Marcio le seguía con una mezcla de curiosidad y concentración. No podía dejarse llevar por la evidente pasión de aquel hombrezuelo por el laberinto de pasadizos subterráneos que habían construido los romanos durante siglos debajo de la ciudad. Debía mantener la atención en el objetivo marcado, pero no podía evitar sentir admiración por aquel viejo que parecía conocer a la perfección cada esquina de aquellas cloacas. Llegaron a un nuevo desvío donde había dos cloaculae, pero una de las entradas estaba bloqueada por un desprendimiento de piedras del techo que hacía infranqueable el camino por ese lado.

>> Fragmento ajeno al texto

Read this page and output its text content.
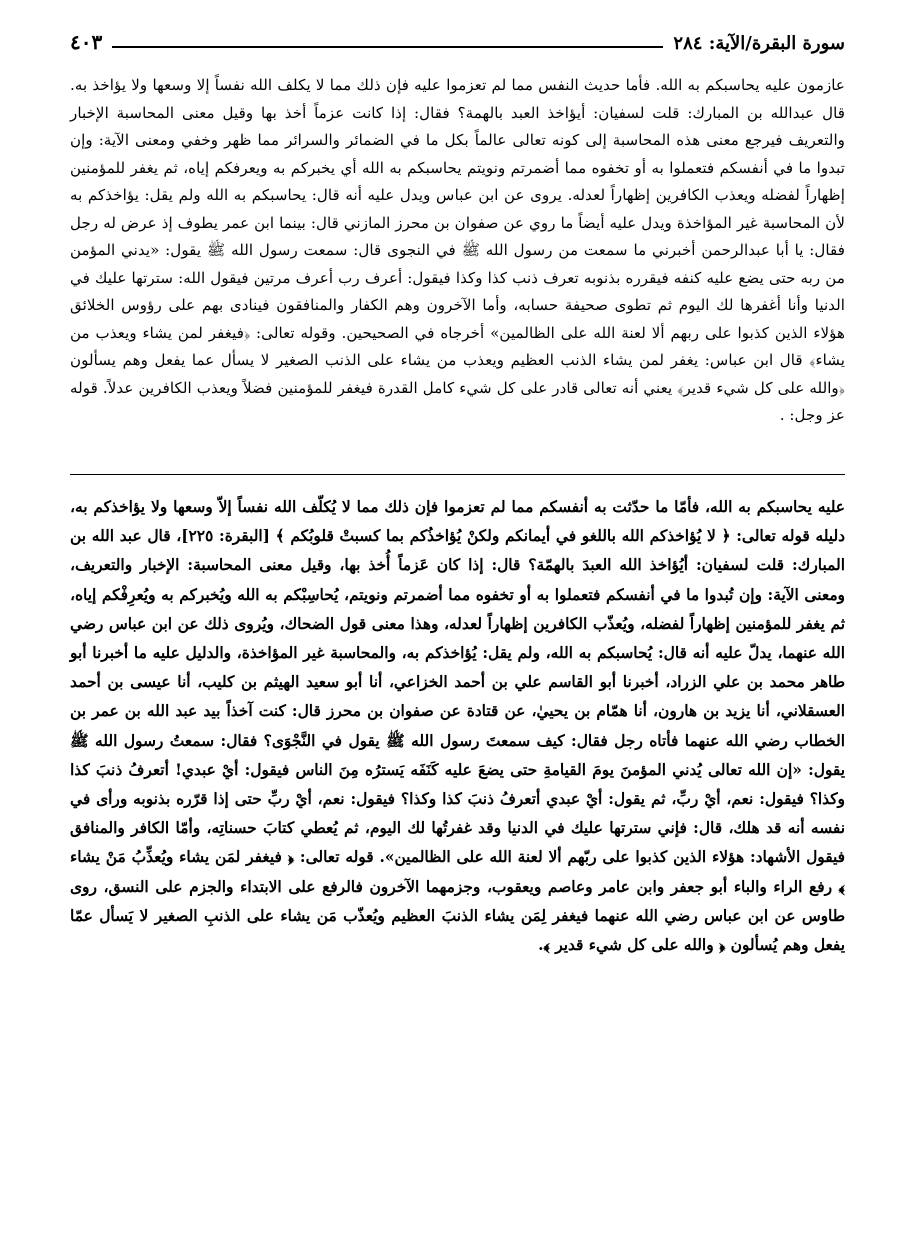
سورة البقرة/الآية: ٢٨٤
٤٠٣
عازمون عليه يحاسبكم به الله. فأما حديث النفس مما لم تعزموا عليه فإن ذلك مما لا يكلف الله نفساً إلا وسعها ولا يؤاخذ به. قال عبدالله بن المبارك: قلت لسفيان: أيؤاخذ العبد بالهمة؟ فقال: إذا كانت عزماً أخذ بها وقيل معنى المحاسبة الإخبار والتعريف فيرجع معنى هذه المحاسبة إلى كونه تعالى عالماً بكل ما في الضمائر والسرائر مما ظهر وخفي ومعنى الآية: وإن تبدوا ما في أنفسكم فتعملوا به أو تخفوه مما أضمرتم ونويتم يحاسبكم به الله أي يخبركم به ويعرفكم إياه، ثم يغفر للمؤمنين إظهاراً لفضله ويعذب الكافرين إظهاراً لعدله. يروى عن ابن عباس ويدل عليه أنه قال: يحاسبكم به الله ولم يقل: يؤاخذكم به لأن المحاسبة غير المؤاخذة ويدل عليه أيضاً ما روي عن صفوان بن محرز المازني قال: بينما ابن عمر يطوف إذ عرض له رجل فقال: يا أبا عبدالرحمن أخبرني ما سمعت من رسول الله ﷺ في النجوى قال: سمعت رسول الله ﷺ يقول: «يدني المؤمن من ربه حتى يضع عليه كنفه فيقرره بذنوبه تعرف ذنب كذا وكذا فيقول: أعرف رب أعرف مرتين فيقول الله: سترتها عليك في الدنيا وأنا أغفرها لك اليوم ثم تطوى صحيفة حسابه، وأما الآخرون وهم الكفار والمنافقون فينادى بهم على رؤوس الخلائق هؤلاء الذين كذبوا على ربهم ألا لعنة الله على الظالمين» أخرجاه في الصحيحين. وقوله تعالى: ﴿فيغفر لمن يشاء ويعذب من يشاء﴾ قال ابن عباس: يغفر لمن يشاء الذنب العظيم ويعذب من يشاء على الذنب الصغير لا يسأل عما يفعل وهم يسألون ﴿والله على كل شيء قدير﴾ يعني أنه تعالى قادر على كل شيء كامل القدرة فيغفر للمؤمنين فضلاً ويعذب الكافرين عدلاً. قوله عز وجل: .
عليه يحاسبكم به الله، فأمّا ما حدّثت به أنفسكم مما لم تعزموا فإن ذلك مما لا يُكلّف الله نفساً إلاّ وسعها ولا يؤاخذكم به، دليله قوله تعالى: ﴿ لا يُؤاخذكم الله باللغو في أيمانكم ولكنْ يُؤاخذُكم بما كسبتْ قلوبُكم ﴾ [البقرة: ٢٢٥]، قال عبد الله بن المبارك: قلت لسفيان: أيُؤاخذ الله العبدَ بالهمّة؟ قال: إذا كان عَزماً أُخذ بها، وقيل معنى المحاسبة: الإخبار والتعريف، ومعنى الآية: وإن تُبدوا ما في أنفسكم فتعملوا به أو تخفوه مما أضمرتم ونويتم، يُحاسِبْكم به الله ويُخبركم به ويُعرِفْكم إياه، ثم يغفر للمؤمنين إظهاراً لفضله، ويُعذّب الكافرين إظهاراً لعدله، وهذا معنى قول الضحاك، ويُروى ذلك عن ابن عباس رضي الله عنهما، يدلّ عليه أنه قال: يُحاسبكم به الله، ولم يقل: يُؤاخذكم به، والمحاسبة غير المؤاخذة، والدليل عليه ما أخبرنا أبو طاهر محمد بن علي الزراد، أخبرنا أبو القاسم علي بن أحمد الخزاعي، أنا أبو سعيد الهيثم بن كليب، أنا عيسى بن أحمد العسقلاني، أنا يزيد بن هارون، أنا همّام بن يحييٰ، عن قتادة عن صفوان بن محرز قال: كنت آخذاً بيد عبد الله بن عمر بن الخطاب رضي الله عنهما فأتاه رجل فقال: كيف سمعتَ رسول الله ﷺ يقول في النَّجْوَى؟ فقال: سمعتُ رسول الله ﷺ يقول: «إن الله تعالى يُدني المؤمنَ يومَ القيامةِ حتى يضعَ عليه كَنَفَه يَسترُه مِنَ الناس فيقول: أيْ عبدي! أتعرفُ ذنبَ كذا وكذا؟ فيقول: نعم، أيْ ربِّ، ثم يقول: أيْ عبدي أتعرفُ ذنبَ كذا وكذا؟ فيقول: نعم، أيْ ربِّ حتى إذا قرّره بذنوبه ورأى في نفسه أنه قد هلك، قال: فإني سترتها عليك في الدنيا وقد غفرتُها لك اليوم، ثم يُعطي كتابَ حسناتِه، وأمّا الكافر والمنافق فيقول الأشهاد: هؤلاء الذين كذبوا على ربّهم ألا لعنة الله على الظالمين». قوله تعالى: ﴿ فيغفر لمَن يشاء ويُعذِّبُ مَنْ يشاء ﴾ رفع الراء والباء أبو جعفر وابن عامر وعاصم ويعقوب، وجزمهما الآخرون فالرفع على الابتداء والجزم على النسق، روى طاوس عن ابن عباس رضي الله عنهما فيغفر لِمَن يشاء الذنبَ العظيم ويُعذّب مَن يشاء على الذنبِ الصغير لا يَسأل عمّا يفعل وهم يُسألون ﴿ والله على كل شيء قدير ﴾.
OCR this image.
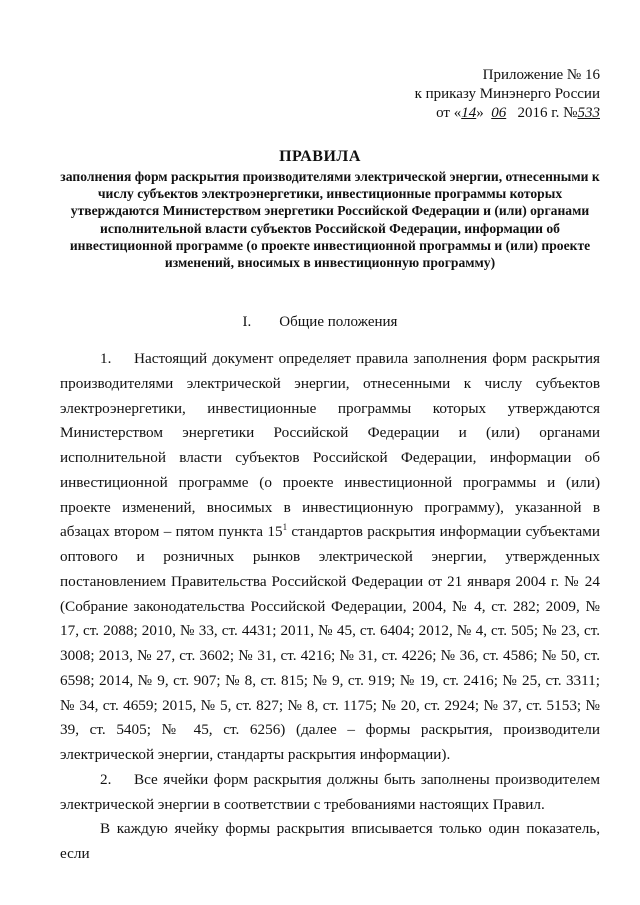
Приложение № 16
к приказу Минэнерго России
от «14» 06 2016 г. №533
ПРАВИЛА
заполнения форм раскрытия производителями электрической энергии, отнесенными к числу субъектов электроэнергетики, инвестиционные программы которых утверждаются Министерством энергетики Российской Федерации и (или) органами исполнительной власти субъектов Российской Федерации, информации об инвестиционной программе (о проекте инвестиционной программы и (или) проекте изменений, вносимых в инвестиционную программу)
I. Общие положения

1. Настоящий документ определяет правила заполнения форм раскрытия производителями электрической энергии, отнесенными к числу субъектов электроэнергетики, инвестиционные программы которых утверждаются Министерством энергетики Российской Федерации и (или) органами исполнительной власти субъектов Российской Федерации, информации об инвестиционной программе (о проекте инвестиционной программы и (или) проекте изменений, вносимых в инвестиционную программу), указанной в абзацах втором – пятом пункта $15^1$ стандартов раскрытия информации субъектами оптового и розничных рынков электрической энергии, утвержденных постановлением Правительства Российской Федерации от 21 января 2004 г. № 24 (Собрание законодательства Российской Федерации, 2004, № 4, ст. 282; 2009, № 17, ст. 2088; 2010, № 33, ст. 4431; 2011, № 45, ст. 6404; 2012, № 4, ст. 505; № 23, ст. 3008; 2013, № 27, ст. 3602; № 31, ст. 4216; № 31, ст. 4226; № 36, ст. 4586; № 50, ст. 6598; 2014, № 9, ст. 907; № 8, ст. 815; № 9, ст. 919; № 19, ст. 2416; № 25, ст. 3311; № 34, ст. 4659; 2015, № 5, ст. 827; № 8, ст. 1175; № 20, ст. 2924; № 37, ст. 5153; № 39, ст. 5405; № 45, ст. 6256) (далее – формы раскрытия, производители электрической энергии, стандарты раскрытия информации).

2. Все ячейки форм раскрытия должны быть заполнены производителем электрической энергии в соответствии с требованиями настоящих Правил.

В каждую ячейку формы раскрытия вписывается только один показатель, если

—Aquí tendremos que desviarnos —explicó de nuevo el curator—; la ruta rápida era por la cloacula donde se ha derrumbado el techo. Hay que repararla, pero el emperador ha recortado los hombres que disponía para el mantenimiento. —Marcio detectó un punto de rabia intensa; no, más aún, de amargura en las palabras del curator e intuyó que aquel hombrecillo estaba en la conjura por algo más que dinero—. Los techos y las paredes de las cloacas se derrumban de cuando en cuando; eso no es nuevo —siguió explicando mientras entraba en la abertura de la izquierda, el único camino que quedaba libre—, pero antes, con los Julio-Claudios, se cuidaba más de las alcantarillas; lo peor fue cuando construyeron el anfiteatro Flavio. Cuando transportaban las piedras por las calles del centro, la gran Cloaca Máxima se resintió en las profundidades de Roma, pero eso no les importó a los emperadores, no, no les importó. Tardé años en recomponer varias secciones, pero a ellos no les importó, no; por Júpiter, quizá con el nuevo amanecer el emperador comprenda que hay que cuidar mejor, que hay que saber más de las cloacas de su ciudad, ¿verdad? —El viejo curator se detuvo y se giró de golpe para encarar a Marcio—: ¿Verdad? —repitió, con el ansia clavada en las arrugas de su rostro.
Marcio asintió una sola vez pero con rotundidad. Aquello pareció aliviar el ánimo torturado de aquel extraño ser que parecía haber vivido toda su existencia en las entrañas de Roma. El curator dejó de mirar al gladiador y reemprendió la marcha, ahora ascendente, hacia la ladera donde se levantaba la gigantesca Domus Flavia, el palacio del emperador.